Bo Xilai

Bo Xilai (Pinyin: Bó Xīlái; born 3 July 1949) is a former Chinese politician. He came to prominence through his tenures as the mayor of the coastal economic hub of Dalian and then governor of Liaoning province. From 2004 to November 2007, he served as Minister of Commerce. Between 2007 and 2012 he served as a member of the Central Politburo and secretary of the Communist Party's Chongqing branch.

The son of Bo Yibo, one of the Eight Elders of the Communist Party of China, Bo Xilai is identified as one of the "princelings" of Chinese politics. He cultivated a casual and charismatic image in the media that marked a departure from the normally staid nature of Chinese politics.

In Chongqing, Bo became known for heavy-handed populism. He initiated a campaign against organized crime, increased spending on welfare programs, maintained consistent double-digit percentage GDP growth, and campaigned to revive Cultural Revolution-era "red culture". Bo's promotion of egalitarian values and the achievements of his "Chongqing model" made him the champion of the Chinese New Left, composed of both Maoists and social democrats disillusioned with the country's market-based economic reforms and increasing economic inequality. However, the perceived lawlessness of Bo's anti-corruption campaigns, coupled with concerns about his outsized personality, made him a controversial figure.

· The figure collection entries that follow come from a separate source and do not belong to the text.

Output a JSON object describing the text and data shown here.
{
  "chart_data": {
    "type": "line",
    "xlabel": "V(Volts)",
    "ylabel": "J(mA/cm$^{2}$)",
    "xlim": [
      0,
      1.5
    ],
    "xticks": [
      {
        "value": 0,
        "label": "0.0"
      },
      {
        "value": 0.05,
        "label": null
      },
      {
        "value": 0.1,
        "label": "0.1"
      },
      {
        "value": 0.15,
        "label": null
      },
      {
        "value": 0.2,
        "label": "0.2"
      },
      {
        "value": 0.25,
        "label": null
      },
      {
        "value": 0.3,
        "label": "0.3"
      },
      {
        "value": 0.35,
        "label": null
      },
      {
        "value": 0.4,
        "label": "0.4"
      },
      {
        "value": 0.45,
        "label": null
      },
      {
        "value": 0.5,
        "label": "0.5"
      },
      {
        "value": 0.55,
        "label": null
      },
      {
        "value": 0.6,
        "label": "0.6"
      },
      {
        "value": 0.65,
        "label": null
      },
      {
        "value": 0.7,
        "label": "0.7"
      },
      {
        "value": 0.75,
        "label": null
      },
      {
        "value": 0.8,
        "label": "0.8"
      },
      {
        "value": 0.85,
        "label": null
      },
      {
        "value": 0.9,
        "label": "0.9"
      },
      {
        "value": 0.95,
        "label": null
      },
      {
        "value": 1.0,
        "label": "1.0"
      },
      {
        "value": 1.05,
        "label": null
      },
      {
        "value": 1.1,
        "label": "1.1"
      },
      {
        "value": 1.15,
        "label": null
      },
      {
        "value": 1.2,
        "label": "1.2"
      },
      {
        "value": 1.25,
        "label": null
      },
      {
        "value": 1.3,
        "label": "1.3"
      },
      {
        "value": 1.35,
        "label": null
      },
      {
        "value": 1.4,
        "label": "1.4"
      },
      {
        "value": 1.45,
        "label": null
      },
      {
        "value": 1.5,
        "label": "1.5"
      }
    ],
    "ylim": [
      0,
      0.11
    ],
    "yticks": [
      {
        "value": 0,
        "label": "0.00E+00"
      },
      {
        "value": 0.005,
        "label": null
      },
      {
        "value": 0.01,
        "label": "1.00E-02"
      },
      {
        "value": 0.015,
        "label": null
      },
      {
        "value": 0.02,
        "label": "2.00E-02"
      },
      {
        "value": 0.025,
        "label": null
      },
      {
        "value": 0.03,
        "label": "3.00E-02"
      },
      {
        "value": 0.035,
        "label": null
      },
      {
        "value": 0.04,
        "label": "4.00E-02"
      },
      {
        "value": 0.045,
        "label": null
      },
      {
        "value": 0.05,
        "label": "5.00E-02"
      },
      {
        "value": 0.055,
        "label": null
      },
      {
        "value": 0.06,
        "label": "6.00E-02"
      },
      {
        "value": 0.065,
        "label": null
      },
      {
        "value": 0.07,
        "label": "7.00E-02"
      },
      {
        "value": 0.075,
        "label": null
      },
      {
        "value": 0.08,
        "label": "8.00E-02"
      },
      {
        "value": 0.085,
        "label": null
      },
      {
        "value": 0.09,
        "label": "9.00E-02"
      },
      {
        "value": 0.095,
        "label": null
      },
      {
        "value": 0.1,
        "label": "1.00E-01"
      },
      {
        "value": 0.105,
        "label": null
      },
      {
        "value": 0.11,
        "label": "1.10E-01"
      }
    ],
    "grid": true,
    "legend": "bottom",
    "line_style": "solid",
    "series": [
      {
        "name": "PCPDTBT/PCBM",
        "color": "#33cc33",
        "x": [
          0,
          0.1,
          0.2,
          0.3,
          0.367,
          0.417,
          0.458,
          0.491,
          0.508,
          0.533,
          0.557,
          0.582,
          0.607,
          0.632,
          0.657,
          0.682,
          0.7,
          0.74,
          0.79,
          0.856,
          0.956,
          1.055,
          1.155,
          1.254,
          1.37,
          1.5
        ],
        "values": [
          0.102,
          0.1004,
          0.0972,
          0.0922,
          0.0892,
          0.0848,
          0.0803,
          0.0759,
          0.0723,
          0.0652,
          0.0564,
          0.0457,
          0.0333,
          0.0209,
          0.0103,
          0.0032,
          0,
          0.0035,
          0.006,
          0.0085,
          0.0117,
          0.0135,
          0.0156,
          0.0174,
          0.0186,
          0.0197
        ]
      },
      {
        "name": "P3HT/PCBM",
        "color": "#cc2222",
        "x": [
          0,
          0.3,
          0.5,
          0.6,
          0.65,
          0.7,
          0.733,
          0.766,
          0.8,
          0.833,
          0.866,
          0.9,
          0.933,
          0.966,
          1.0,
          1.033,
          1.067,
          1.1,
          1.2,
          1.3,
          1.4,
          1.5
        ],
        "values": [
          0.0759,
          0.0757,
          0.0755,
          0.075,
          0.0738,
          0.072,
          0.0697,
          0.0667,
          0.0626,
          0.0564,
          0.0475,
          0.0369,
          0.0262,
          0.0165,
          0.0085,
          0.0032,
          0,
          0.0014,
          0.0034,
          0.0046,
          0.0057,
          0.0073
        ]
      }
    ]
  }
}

Bo was considered a likely candidate for promotion to the elite Politburo Standing Committee in CPC 18th National Congress in 2012. His political fortunes came to an abrupt end following the Wang Lijun incident, in which his top lieutenant and police chief sought asylum at the American consulate in Chengdu. In the fallout, Bo was removed as Chongqing party chief in March 2012 and suspended from the politburo the following month. Bo's dismissal was notable for exposing disunity within Communist Party ranks shortly before a leadership transition. He was later stripped of all his party positions, lost his seat at the National People's Congress, and was eventually expelled from the party.